En 1997, avec le Thin White Duke longtemps derrière lui, Bowie renouvelle cette logique pour l’album Earthling en s’associant à Alexander McQueen. McQueen crée la fameuse redingote Union Jack, qui devient l’une des déclarations visuelles les plus marquantes de la fin de carrière de Bowie, réimaginant la symbolique britannique à travers le prisme déconstruit et frontal du créateur. La pièce conservée au Victoria & Albert Museum est une redingote en toile Union Jack à col haut, couverte de déchirures, de marques de brûlures et de cire. Ce n’est pas un vêtement abîmé par le temps. C’est une intention, une œuvre à part entière, aussi préméditée que le livre hommage de Philippe Auliac qui tente aujourd’hui de fixer en images ce que ces costumes projetaient en direct. Chaque alter ego de Bowie avait ses propres architectes, ses propres matériaux, sa propre grammaire visuelle. Pas de la mode. De l’art !
La pochette d’Aladdin Sane : une image à 381 400 livres sterling
En 1973, Tony Defries, le manager de Bowie, avait une idée très précise de ce qu’il voulait : une image « très coûteuse », capable de projeter son artiste au rang de superstar internationale. Il confie la mission au photographe britannique Brian Duffy, qui installe Bowie dans son studio du nord de Londres et fait un choix technique délibérément ambitieux. Plutôt que le procédé photographique standard, Duffy opte pour le transfert de colorants développé par Kodak, une technique hors de prix qui produit des teintes d’une intensité presque irréelle et offre une surface idéale pour les interventions à venir.

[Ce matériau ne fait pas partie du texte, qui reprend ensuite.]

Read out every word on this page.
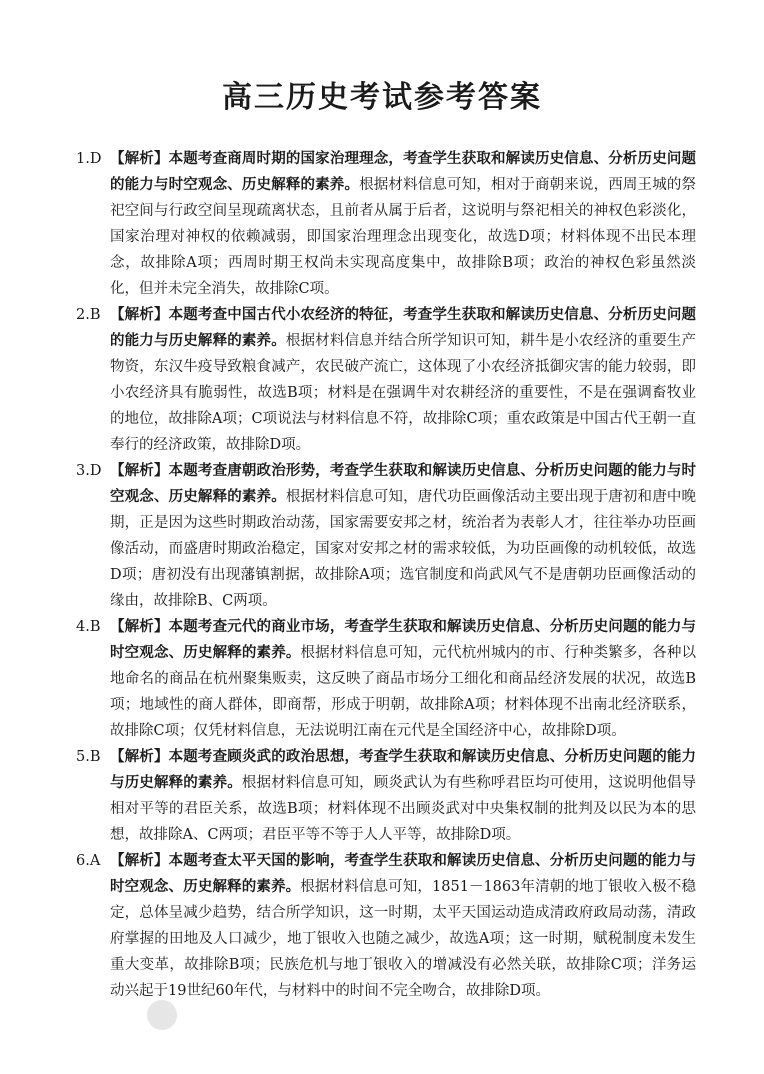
高三历史考试参考答案
1.D 【解析】本题考查商周时期的国家治理理念，考查学生获取和解读历史信息、分析历史问题的能力与时空观念、历史解释的素养。根据材料信息可知，相对于商朝来说，西周王城的祭祀空间与行政空间呈现疏离状态，且前者从属于后者，这说明与祭祀相关的神权色彩淡化，国家治理对神权的依赖减弱，即国家治理理念出现变化，故选D项；材料体现不出民本理念，故排除A项；西周时期王权尚未实现高度集中，故排除B项；政治的神权色彩虽然淡化，但并未完全消失，故排除C项。
2.B 【解析】本题考查中国古代小农经济的特征，考查学生获取和解读历史信息、分析历史问题的能力与历史解释的素养。根据材料信息并结合所学知识可知，耕牛是小农经济的重要生产物资，东汉牛疫导致粮食减产，农民破产流亡，这体现了小农经济抵御灾害的能力较弱，即小农经济具有脆弱性，故选B项；材料是在强调牛对农耕经济的重要性，不是在强调畜牧业的地位，故排除A项；C项说法与材料信息不符，故排除C项；重农政策是中国古代王朝一直奉行的经济政策，故排除D项。
3.D 【解析】本题考查唐朝政治形势，考查学生获取和解读历史信息、分析历史问题的能力与时空观念、历史解释的素养。根据材料信息可知，唐代功臣画像活动主要出现于唐初和唐中晚期，正是因为这些时期政治动荡，国家需要安邦之材，统治者为表彰人才，往往举办功臣画像活动，而盛唐时期政治稳定，国家对安邦之材的需求较低，为功臣画像的动机较低，故选D项；唐初没有出现藩镇割据，故排除A项；选官制度和尚武风气不是唐朝功臣画像活动的缘由，故排除B、C两项。
4.B 【解析】本题考查元代的商业市场，考查学生获取和解读历史信息、分析历史问题的能力与时空观念、历史解释的素养。根据材料信息可知，元代杭州城内的市、行种类繁多，各种以地命名的商品在杭州聚集贩卖，这反映了商品市场分工细化和商品经济发展的状况，故选B项；地域性的商人群体，即商帮，形成于明朝，故排除A项；材料体现不出南北经济联系，故排除C项；仅凭材料信息，无法说明江南在元代是全国经济中心，故排除D项。
5.B 【解析】本题考查顾炎武的政治思想，考查学生获取和解读历史信息、分析历史问题的能力与历史解释的素养。根据材料信息可知，顾炎武认为有些称呼君臣均可使用，这说明他倡导相对平等的君臣关系，故选B项；材料体现不出顾炎武对中央集权制的批判及以民为本的思想，故排除A、C两项；君臣平等不等于人人平等，故排除D项。
6.A 【解析】本题考查太平天国的影响，考查学生获取和解读历史信息、分析历史问题的能力与时空观念、历史解释的素养。根据材料信息可知，1851－1863年清朝的地丁银收入极不稳定，总体呈减少趋势，结合所学知识，这一时期，太平天国运动造成清政府政局动荡，清政府掌握的田地及人口减少，地丁银收入也随之减少，故选A项；这一时期，赋税制度未发生重大变革，故排除B项；民族危机与地丁银收入的增减没有必然关联，故排除C项；洋务运动兴起于19世纪60年代，与材料中的时间不完全吻合，故排除D项。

C’est là qu’entre en scène Pierre La Roche, maquilleur originaire d’Alger formé chez Elizabeth Arden. L’idée de l’éclair traversant le visage de Bowie, dont la paternité exacte reste disputée entre Duffy et l’univers visuel de Ziggy Stardust, prend forme concrètement quand Duffy en trace le contour au rouge à lèvres. La Roche s’empare alors du motif et le finalise avec une précision méticuleuse, posant ce rouge et ce bleu francs sur la peau de Bowie comme on signe une toile.
Mais la touche finale revient à Philip Castle, illustrateur spécialiste de l’aérographe, déjà connu pour ses affiches des films de Kubrick, notamment Orange Mécanique et Full Metal Jacket. C’est lui qui peint, en post-production, la larme scintillante qui descend jusqu’à la clavicule de Bowie. Un ajout que le chanteur approuve immédiatement, comme s’il reconnaissait dans cet œil humide quelque chose que les mots n’auraient pas su dire.
Trois hommes, une technique rare et une intuition partagée : la pochette d’Aladdin Sane n’est pas une photo retouchée, c’est une œuvre à part entière.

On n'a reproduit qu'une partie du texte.